Sharp spectral estimates for free boundary problems arising in plasma physics

TL;DR

This paper establishes a precise spectral estimate for a free boundary problem in plasma physics, analyzing a non-local eigenvalue and its positivity across dimensions, with implications for the Emden equation.

Contribution

It provides a novel sharp spectral estimate for a superlinear free boundary problem, including analysis of a non-local eigenvalue and its positivity in multiple dimensions.

Findings

The first eigenvalue $\sigma_1$ is always positive in any dimension $N \\geq 2$.

The eigenvalue $\sigma_1$ does not satisfy a Faber-Krahn type isoperimetric property.

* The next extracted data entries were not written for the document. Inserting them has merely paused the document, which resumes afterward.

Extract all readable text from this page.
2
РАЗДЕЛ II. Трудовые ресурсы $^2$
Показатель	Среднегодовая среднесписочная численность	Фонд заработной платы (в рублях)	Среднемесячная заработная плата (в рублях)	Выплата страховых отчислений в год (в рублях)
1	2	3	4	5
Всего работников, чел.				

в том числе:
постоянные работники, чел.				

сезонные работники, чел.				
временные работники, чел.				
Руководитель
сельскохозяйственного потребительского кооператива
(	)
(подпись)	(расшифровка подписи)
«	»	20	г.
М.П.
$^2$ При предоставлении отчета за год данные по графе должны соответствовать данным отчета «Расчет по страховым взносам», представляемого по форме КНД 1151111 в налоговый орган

Implications for the uniqueness of solutions to the Emden equation are discussed.

Abstract

We derive a sharp spectral estimate for a superlinear free boundary problem arising in plasma physics. The semilinear equation is coupled with a constraint, which forces the analysis of a non-local eigenvalue equation. Consequently the corresponding first eigenvalue, say $\sigma_1$, is not a standard one and it is shown that it cannot satisfy a general isoperimetric property of Faber-Krahn type. This motivates a careful analysis of the problem on balls in any dimension $N\geq 2$, where we prove that in fact $\sigma_1$ is always positive. The implications about the uniqueness problem for the Emden equation are also discussed.